Affaire Grégory : la grand-tante de l'enfant conteste sa mise en examen
Dans un nouveau rebondissement de l'affaire Grégory, Jacqueline Jacob, la grand-tante du petit Grégory Villemin, a officiellement demandé l'annulation de sa mise en examen. Soupçonnée d'être l'un des « corbeaux » ayant menacé la famille et revendiqué le meurtre il y a plus de quarante ans, elle a déposé deux requêtes auprès de la chambre de l'instruction de la cour d'appel de Dijon.
Les arguments de la défense pour une annulation
Selon ses avocats, maîtres Stéphane Giuranna et Alexandre Bouthier, la mise en examen de Jacqueline Jacob pour « association de malfaiteurs criminelle » en octobre 2025 devrait être annulée en raison de la prescription de l'action publique.
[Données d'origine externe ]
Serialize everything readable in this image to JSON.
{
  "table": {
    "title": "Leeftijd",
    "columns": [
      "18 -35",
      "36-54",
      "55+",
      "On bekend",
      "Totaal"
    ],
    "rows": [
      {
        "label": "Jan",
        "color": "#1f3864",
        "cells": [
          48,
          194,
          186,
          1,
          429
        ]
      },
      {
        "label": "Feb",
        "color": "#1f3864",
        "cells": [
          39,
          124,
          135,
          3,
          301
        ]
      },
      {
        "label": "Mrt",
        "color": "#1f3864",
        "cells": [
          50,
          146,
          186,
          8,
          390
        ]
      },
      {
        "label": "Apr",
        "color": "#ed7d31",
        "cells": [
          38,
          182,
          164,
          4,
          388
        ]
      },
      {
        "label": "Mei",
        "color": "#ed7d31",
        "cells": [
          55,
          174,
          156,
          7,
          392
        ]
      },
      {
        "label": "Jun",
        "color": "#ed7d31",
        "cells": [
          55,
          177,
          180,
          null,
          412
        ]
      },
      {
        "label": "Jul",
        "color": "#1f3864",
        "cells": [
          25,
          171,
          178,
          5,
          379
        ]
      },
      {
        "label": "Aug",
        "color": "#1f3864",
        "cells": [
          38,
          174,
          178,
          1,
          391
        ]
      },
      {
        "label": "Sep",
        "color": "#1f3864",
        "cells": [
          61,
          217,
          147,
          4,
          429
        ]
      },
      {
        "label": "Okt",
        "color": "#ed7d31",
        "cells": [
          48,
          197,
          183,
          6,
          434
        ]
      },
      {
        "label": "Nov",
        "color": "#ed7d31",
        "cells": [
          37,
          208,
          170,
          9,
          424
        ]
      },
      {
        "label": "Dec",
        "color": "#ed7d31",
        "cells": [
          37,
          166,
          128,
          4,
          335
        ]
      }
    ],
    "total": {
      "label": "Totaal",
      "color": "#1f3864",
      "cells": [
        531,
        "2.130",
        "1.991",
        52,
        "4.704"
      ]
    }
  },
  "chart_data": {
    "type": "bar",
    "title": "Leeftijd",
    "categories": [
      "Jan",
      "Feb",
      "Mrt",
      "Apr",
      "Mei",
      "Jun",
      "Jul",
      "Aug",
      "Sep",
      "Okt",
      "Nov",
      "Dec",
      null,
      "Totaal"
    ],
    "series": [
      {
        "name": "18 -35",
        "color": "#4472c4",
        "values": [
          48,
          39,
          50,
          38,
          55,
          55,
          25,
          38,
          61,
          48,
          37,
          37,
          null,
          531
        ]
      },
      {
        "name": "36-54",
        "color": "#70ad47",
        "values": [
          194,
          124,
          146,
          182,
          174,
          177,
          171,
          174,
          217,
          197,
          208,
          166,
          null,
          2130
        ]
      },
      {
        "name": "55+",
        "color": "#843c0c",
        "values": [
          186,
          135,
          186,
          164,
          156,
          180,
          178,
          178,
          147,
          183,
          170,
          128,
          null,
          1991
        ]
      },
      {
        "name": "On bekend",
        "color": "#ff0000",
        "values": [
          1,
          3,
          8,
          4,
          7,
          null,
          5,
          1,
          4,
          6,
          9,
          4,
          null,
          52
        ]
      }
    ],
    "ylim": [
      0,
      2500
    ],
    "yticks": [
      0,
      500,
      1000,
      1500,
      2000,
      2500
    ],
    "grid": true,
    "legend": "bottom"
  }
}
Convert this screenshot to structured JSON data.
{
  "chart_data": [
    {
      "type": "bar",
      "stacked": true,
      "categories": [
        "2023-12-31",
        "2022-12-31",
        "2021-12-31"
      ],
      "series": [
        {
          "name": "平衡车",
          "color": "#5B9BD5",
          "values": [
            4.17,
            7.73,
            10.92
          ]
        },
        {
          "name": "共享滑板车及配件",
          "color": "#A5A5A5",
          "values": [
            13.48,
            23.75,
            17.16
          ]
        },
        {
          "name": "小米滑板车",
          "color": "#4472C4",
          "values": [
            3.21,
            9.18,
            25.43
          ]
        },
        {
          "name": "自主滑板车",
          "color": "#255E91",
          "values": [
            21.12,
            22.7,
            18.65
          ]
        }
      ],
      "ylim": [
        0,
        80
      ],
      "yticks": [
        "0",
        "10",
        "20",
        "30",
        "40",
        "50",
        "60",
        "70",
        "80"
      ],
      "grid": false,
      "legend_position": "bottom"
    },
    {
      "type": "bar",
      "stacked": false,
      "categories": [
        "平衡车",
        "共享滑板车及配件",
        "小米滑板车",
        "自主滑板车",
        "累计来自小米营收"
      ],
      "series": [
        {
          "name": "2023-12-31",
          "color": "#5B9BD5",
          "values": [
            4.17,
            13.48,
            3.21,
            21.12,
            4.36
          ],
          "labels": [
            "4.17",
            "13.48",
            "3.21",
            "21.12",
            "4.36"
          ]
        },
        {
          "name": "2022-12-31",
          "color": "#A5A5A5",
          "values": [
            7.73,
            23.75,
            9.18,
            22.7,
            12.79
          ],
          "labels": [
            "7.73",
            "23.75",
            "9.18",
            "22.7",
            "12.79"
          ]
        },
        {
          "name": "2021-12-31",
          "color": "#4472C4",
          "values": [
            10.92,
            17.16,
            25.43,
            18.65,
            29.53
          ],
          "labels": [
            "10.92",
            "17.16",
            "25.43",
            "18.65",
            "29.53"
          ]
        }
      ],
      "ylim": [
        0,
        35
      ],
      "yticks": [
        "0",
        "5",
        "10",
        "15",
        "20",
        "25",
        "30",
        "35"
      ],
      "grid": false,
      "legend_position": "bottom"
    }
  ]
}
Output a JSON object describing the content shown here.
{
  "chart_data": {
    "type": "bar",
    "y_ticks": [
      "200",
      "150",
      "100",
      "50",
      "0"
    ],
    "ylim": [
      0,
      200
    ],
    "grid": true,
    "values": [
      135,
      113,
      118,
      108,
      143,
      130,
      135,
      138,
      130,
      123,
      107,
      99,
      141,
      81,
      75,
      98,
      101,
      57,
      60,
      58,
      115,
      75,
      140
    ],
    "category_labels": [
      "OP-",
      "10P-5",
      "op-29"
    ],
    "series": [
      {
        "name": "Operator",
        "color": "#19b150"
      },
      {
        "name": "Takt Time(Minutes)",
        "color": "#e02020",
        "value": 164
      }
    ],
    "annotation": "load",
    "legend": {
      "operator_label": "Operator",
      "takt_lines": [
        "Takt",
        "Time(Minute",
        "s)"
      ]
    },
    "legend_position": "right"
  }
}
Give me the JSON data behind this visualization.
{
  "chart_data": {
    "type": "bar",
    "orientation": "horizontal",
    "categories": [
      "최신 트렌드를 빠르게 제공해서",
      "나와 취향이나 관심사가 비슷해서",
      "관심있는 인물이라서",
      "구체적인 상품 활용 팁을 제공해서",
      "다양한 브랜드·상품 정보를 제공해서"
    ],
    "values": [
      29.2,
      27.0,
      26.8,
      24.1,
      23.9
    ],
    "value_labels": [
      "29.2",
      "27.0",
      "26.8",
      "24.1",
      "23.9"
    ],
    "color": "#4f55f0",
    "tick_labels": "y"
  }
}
Ils soutiennent que les faits reprochés relèveraient d'un délit et non d'un crime, ce qui rendrait la procédure caduque.
La défense affirme que cette mise en examen « ne pèse pas bien lourd » et « ne vaut pas tripette », annonçant un recours sur la forme et sur le fond. La date de l'audience n'est pas encore fixée, mais les avocats espèrent un examen rapide de leurs requêtes.
Le contexte de l'affaire et les soupçons
Jacqueline Jacob, âgée de 81 ans, est la grand-tante de Grégory Villemin, retrouvé noyé pieds et mains liés dans la Vologne le 16 octobre 1984. Elle est suspectée d'avoir écrit certaines des lettres du « corbeau », dont celle revendiquant le meurtre, selon des analyses d'écriture menées par les enquêteurs.
Lors de son audition en octobre dernier, elle a catégoriquement nié les faits : « Je n'ai jamais écrit de lettre. Je n'ai jamais téléphoné. Jamais à personne », a-t-elle déclaré devant la cour d'appel de Dijon. Interrogée sur les expertises graphologiques, elle a ajouté : « Sur l'expertise, je n'ai rien à dire de particulier. Je n'ai jamais écrit. Je ne comprends pas. L'expert se trompe. »
Un précédent judiciaire et des critiques
Cette mise en examen n'est pas la première pour Jacqueline Jacob. En 2017, elle avait été mise en examen pour « enlèvement et séquestration suivie de mort », incarcérée pendant quatre jours, avant que cette mesure ne soit annulée en mai 2018 pour vice de forme.
Ses avocats dénoncent une répétition des erreurs judiciaires, avec maître Alexandre Bouthier regrettant que « la justice n'apprenne pas de ses erreurs ». Le parquet général de Dijon, sollicité par l'AFP, n'a pas répondu immédiatement aux demandes de commentaires.
L'affaire Grégory, vieille de plus de quarante ans, continue de susciter l'attention et les interrogations, avec cette nouvelle étape juridique qui pourrait influencer la suite des investigations.